Abstract

“Only be honest with yourself!” Sexual Morality and the Liberation of the Individual in Russian and Ukrainian Literature (1907–17)

During the years immediately following the revolt of 1905 many representatives of Russia’s intelligentsia regarded their time as a period of cultural decline and moral deprivation. While opinions differed on the real cause of the crisis, people on both sides of the political divide struggled to come to grips with the situation by constructing a grand narrative of the radical intelligentsia from the 1860s onwards. This narrative could be realized in one of two ways. Either the perceived immorality of the present generation was regarded as the inevitable outcome of a ruthlessly materialistic world view—epitomized by Turgenev’s hero Bazarov (S. Frank 1909)—or, as a betrayal of the legacy of the raznočinnaja intelligencija (Vorovskij 1909). Either way, for many observers history seemed to have come full circle after 1905. They noted with alarm that a new generation of “New People” had emerged that rejected the value system of their fathers and proposed a radical new sexual ethics.
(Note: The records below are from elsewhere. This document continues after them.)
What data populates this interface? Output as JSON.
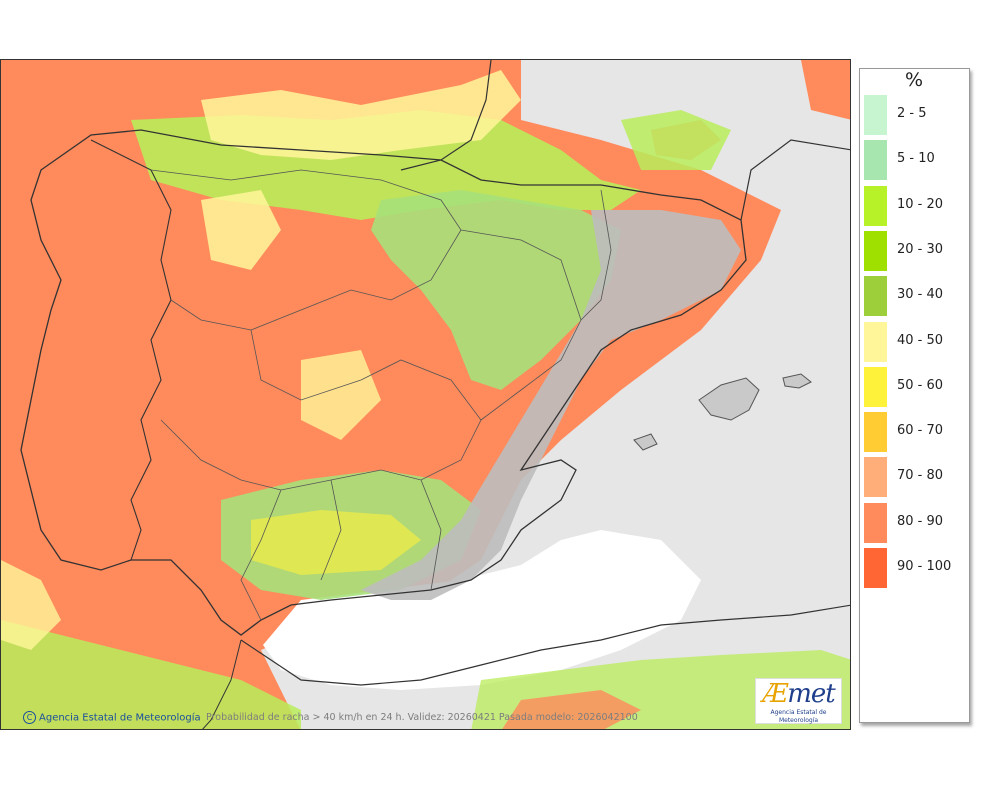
{
  "legend": {
    "title": "%",
    "items": [
      {
        "label": "2 - 5",
        "color": "#c7f5cf"
      },
      {
        "label": "5 - 10",
        "color": "#a8e6b0"
      },
      {
        "label": "10 - 20",
        "color": "#b6f227"
      },
      {
        "label": "20 - 30",
        "color": "#9fe000"
      },
      {
        "label": "30 - 40",
        "color": "#9ccf3a"
      },
      {
        "label": "40 - 50",
        "color": "#fff69a"
      },
      {
        "label": "50 - 60",
        "color": "#fff23a"
      },
      {
        "label": "60 - 70",
        "color": "#ffcc33"
      },
      {
        "label": "70 - 80",
        "color": "#ffae7a"
      },
      {
        "label": "80 - 90",
        "color": "#ff8a5c"
      },
      {
        "label": "90 - 100",
        "color": "#ff6633"
      }
    ]
  },
  "map": {
    "credit": "Agencia Estatal de Meteorología",
    "caption": "Probabilidad de racha > 40 km/h en 24 h. Validez: 20260421 Pasada modelo: 2026042100",
    "logo": {
      "mark_ae": "Æ",
      "mark_rest": "met",
      "subtitle": "Agencia Estatal de Meteorología"
    },
    "colors": {
      "sea_no_data": "#e8e8e8",
      "high_probability": "#ff8a5c",
      "relief_gray": "#bdbdbd"
    }
  }
}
Fiction featuring these New “New People” has long been regarded as a vulgarization of nineteenth-century realism (Zorkaja 1982) and Nietzschean philosophy (Clowes 1986). Its popularity among readers of the time suggests, however, that it was nonetheless perceived as “serious” literature. It may well be argued that authors like Mixail Arcybašev, Anatolij Kamenskij and Vladimir Vinničenko (to name only the most notorious) created such a sensation precisely because they purported to chronicle the life of the intelligentsia—thus continuing the tradition of the “tendentious” novel. In effect, their literary portraits of the post-revolutionary intelligentsia supplied critics and readers alike with a semiotic framework—a tool that enabled them to “explain” and “understand” life in a society traumatized by revolution.
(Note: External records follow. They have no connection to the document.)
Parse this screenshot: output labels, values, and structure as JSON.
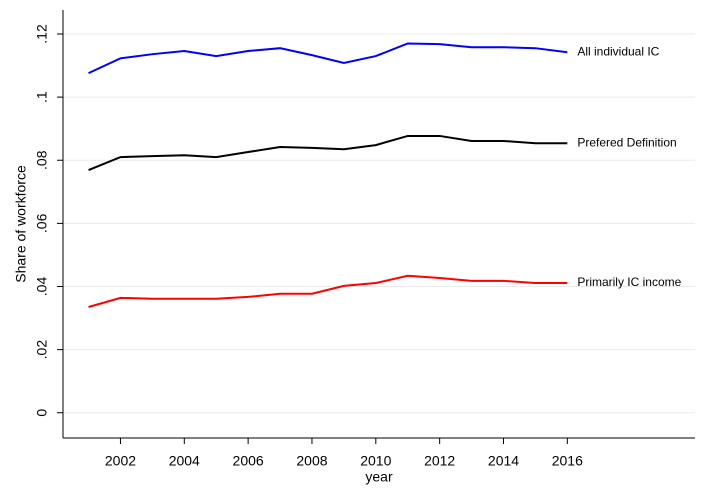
{
  "chart_data": {
    "type": "line",
    "x_label": "year",
    "y_label": "Share of workforce",
    "x": [
      2001,
      2002,
      2003,
      2004,
      2005,
      2006,
      2007,
      2008,
      2009,
      2010,
      2011,
      2012,
      2013,
      2014,
      2015,
      2016
    ],
    "series": [
      {
        "name": "All individual IC",
        "color": "#0000ff",
        "values": [
          0.1076,
          0.1123,
          0.1136,
          0.1146,
          0.113,
          0.1146,
          0.1155,
          0.1133,
          0.1108,
          0.113,
          0.117,
          0.1168,
          0.1158,
          0.1158,
          0.1155,
          0.1142
        ]
      },
      {
        "name": "Prefered Definition",
        "color": "#000000",
        "values": [
          0.0769,
          0.081,
          0.0813,
          0.0816,
          0.081,
          0.0826,
          0.0842,
          0.0839,
          0.0835,
          0.0848,
          0.0877,
          0.0877,
          0.0861,
          0.0861,
          0.0854,
          0.0854
        ]
      },
      {
        "name": "Primarily IC income",
        "color": "#ff0000",
        "values": [
          0.0335,
          0.0364,
          0.0361,
          0.0361,
          0.0361,
          0.0367,
          0.0377,
          0.0377,
          0.0402,
          0.0411,
          0.0434,
          0.0427,
          0.0418,
          0.0418,
          0.0411,
          0.0411
        ]
      }
    ],
    "xlim": [
      2000.2,
      2020
    ],
    "xticks": [
      2002,
      2004,
      2006,
      2008,
      2010,
      2012,
      2014,
      2016
    ],
    "ylim": [
      -0.008,
      0.1276
    ],
    "yticks": [
      0,
      {
        "value": 0.02,
        "label": ".02"
      },
      {
        "value": 0.04,
        "label": ".04"
      },
      {
        "value": 0.06,
        "label": ".06"
      },
      {
        "value": 0.08,
        "label": ".08"
      },
      {
        "value": 0.1,
        "label": ".1"
      },
      {
        "value": 0.12,
        "label": ".12"
      }
    ],
    "grid": true
  }
}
The purpose of this paper is to describe the behavioral paradigm associated with the turn-of-the-century New People, specifically by paying close attention to the demand for absolute “sincerity with oneself” as expressed by Kamenskij and the Ukrainian-Russian writer Vladimir Vinničenko. I will argue that although sincerity (iskrennost′) was also a crucial concept in the sixties—when it meant the ability to acknowledge man’s inherent egotism—it now took on a far more personal dimension because it became intertwined with the debate on sexuality. To illustrate this point I will discuss Kamenskij’s scorned essay, “On the Free Man” (1910), and Vinničenko’s novel Honesty with Oneself (1911), which features a charismatic hero defending men “overtly and honestly” visiting prostitutes.